The diagnosis of PCP begins with a thorough physical examination and blood tests. Although imaging studies are helpful in identifying abnormal areas in the lungs, the diagnosis of PCP must be confirmed by microscopic identification of the organism in the lung. Samples may be taken from the patient's sputum, or may be obtained via bronchoscopy or lung biopsy. Because of the severity of the disease, many physicians will proceed to treat patients with symptoms of pneumocystis pneumonia if they belong to a high-risk group, without the formality of an actual diagnosis. The severity of PCP can be measured by x-ray studies and by determining the amount of oxygen and carbon dioxide present in the patient's blood.
Treatment for PCP involves the use of antibiotics. These include trimethoprim-sulfamethoxazole (TMP-SMX, Bactrim, Septra) and pentamidine isoethionate (Nebupent, Pentam 300). Both of these anti-microbial drugs are equally effective. AIDS patients are typically treated for 21 days, whereas non-AIDS patients are treated for 14 days. TMP-SMX may be highly toxic in AIDS patients, causing severe side effects that include fever, rash, decreased numbers of white blood cells and platelets, and hepatitis. Pentamidine also causes side effects in immunocompromised patients. These side effects include decreased blood pressure, irregular heart beats, the accumulation of nitrogenous waste products in the blood (azotemia), and electrolyte imbalances. Pentamidine can be given in aerosol form to minimize side effects. Alternative drugs can be used for patients experiencing these side effects.
P. carinii appears to be developing resistance to TMP-SMX. In addition, some patients are allergic to the standard antibiotics given for PCP. As a result, other antibiotics for the treatment of PCP are continually under investigation. Some drugs proven to be effective against P. carinii include dapsone (DDS) with trimethoprim (Trimpex), clindamycin (Cleocin) with primaquine, as well as atovaquone (Mepron). Paradoxically, corticosteroids have been found to improve the ability of TMP-SMX or pentamidine to treat PCP. As a treatment of last resort, trimetrexate with leucovorin (Wellcovorin) can also be used.
If left untreated, PCP will cause breathing difficulties that will eventually cause death. The prognosis for this disease depends on the amount of damage to the patient's lungs prior to treatment. Prognosis is usually better at a facility that specializes in caring for AIDS patients. Antibiotic treatment of PCP is about 80% effective.
For patients at serious risk for PCP infection, low doses of TMP-SMX, given daily or three times a week, are effective in preventing PCP. The drug is, however, highly toxic. Researchers are currently evaluating the effectiveness and toxicity of aerosol pentamidine and dapsone in preventing PCP.

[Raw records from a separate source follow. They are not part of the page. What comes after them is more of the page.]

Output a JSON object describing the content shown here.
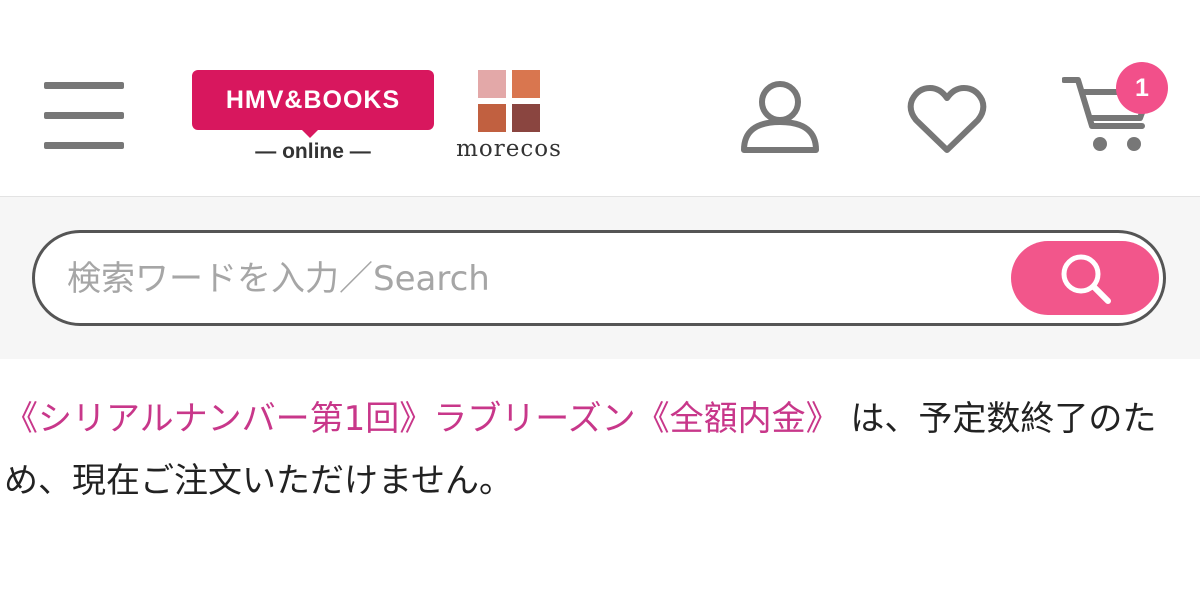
{
  "header": {
    "logo_hmv_text": "HMV&BOOKS",
    "logo_hmv_sub": "— online —",
    "logo_morecos_text": "morecos",
    "cart_count": "1",
    "icons": {
      "menu": "hamburger-menu-icon",
      "account": "user-icon",
      "favorites": "heart-icon",
      "cart": "cart-icon"
    }
  },
  "search": {
    "placeholder": "検索ワードを入力／Search",
    "value": "",
    "button_icon": "search-icon"
  },
  "message": {
    "product_name": "《シリアルナンバー第1回》ラブリーズン《全額内金》",
    "text": " は、予定数終了のため、現在ご注文いただけません。"
  },
  "colors": {
    "hmv_brand": "#d8175e",
    "search_button": "#f2568b",
    "cart_badge": "#f2508a",
    "product_link": "#c8378a",
    "icon_gray": "#777777",
    "morecos_squares": [
      "#e3a8a8",
      "#d9764f",
      "#c16040",
      "#8a4540"
    ]
  }
}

Patients who have previously had PCP often experience a recurrence. Healthy lifestyle choices, including exercising, eating well, and giving up smoking may keep the disease at bay.

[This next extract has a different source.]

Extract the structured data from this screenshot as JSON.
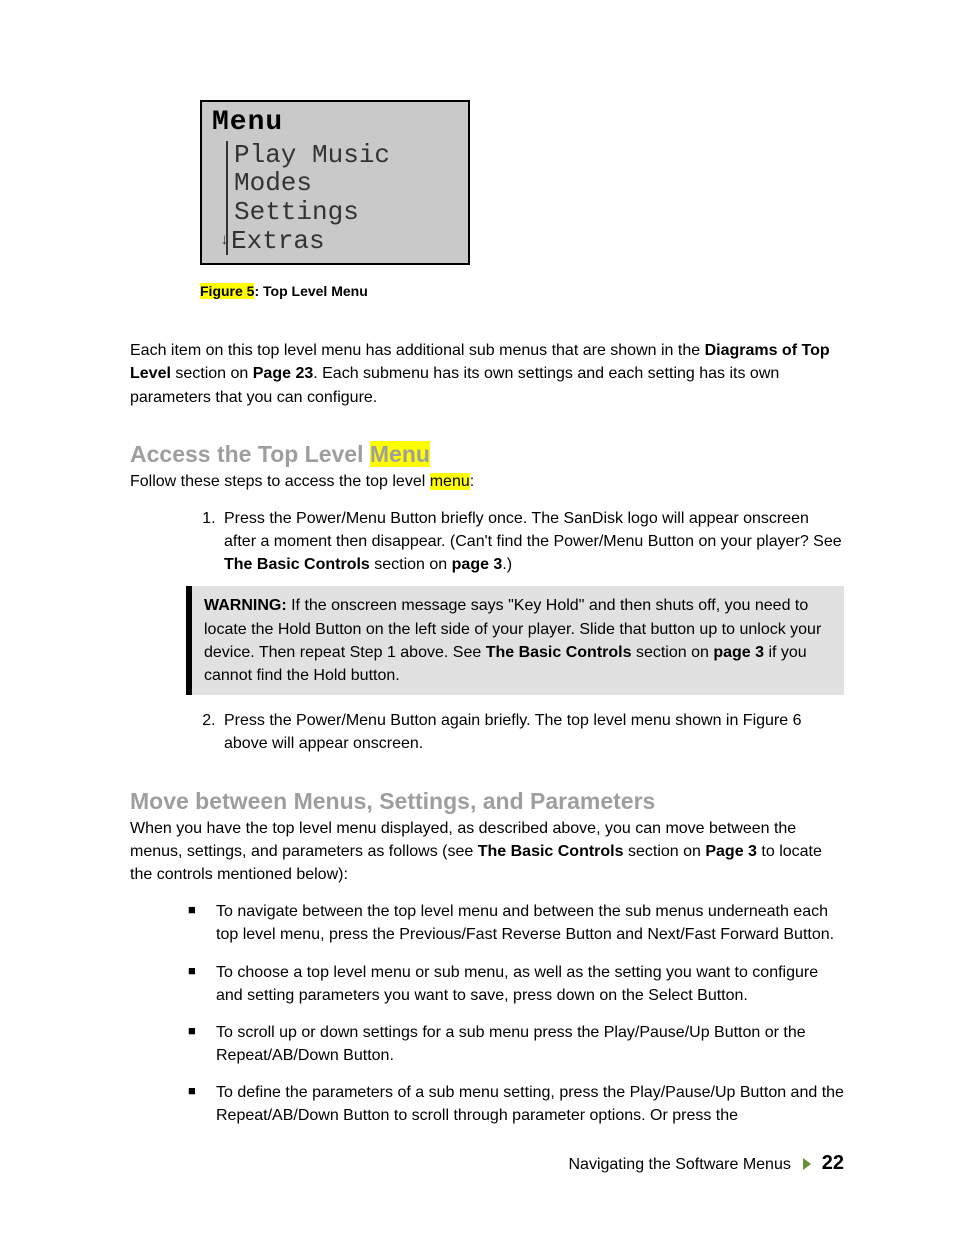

Alveoli— Small, hollow air sacs found in the lungs at the end of the smaller airways (bronchioles). Air exchange occurs in the alveoli.
Azotemia— The presence of excess nitrogenous wastes in the blood.
Biopsy— A procedure in which a piece of tissue is obtained for microscopic study.
Bronchoscopy— A procedure that uses a fiber-optic scope to view the airways in the lung.
Fungus— A member of a group of simple organisms related to yeasts and molds.
Pentamidine isoethionate— An antibiotic used to treat and prevent PCP.
Pneumocystosis— Another name for active PCP infection.
Protozoan— A microorganism belonging to the Protista, which includes the simplest one-celled organisms.
Sputum— A substance obtained from the lungs and bronchial tubes by clearing the throat or coughing. Sputum can be tested for evidence of PCP infection.
Trimethoprim-sulfamethoxazole (TMP-SMX)— An antibiotic used to treat and prevent PCP.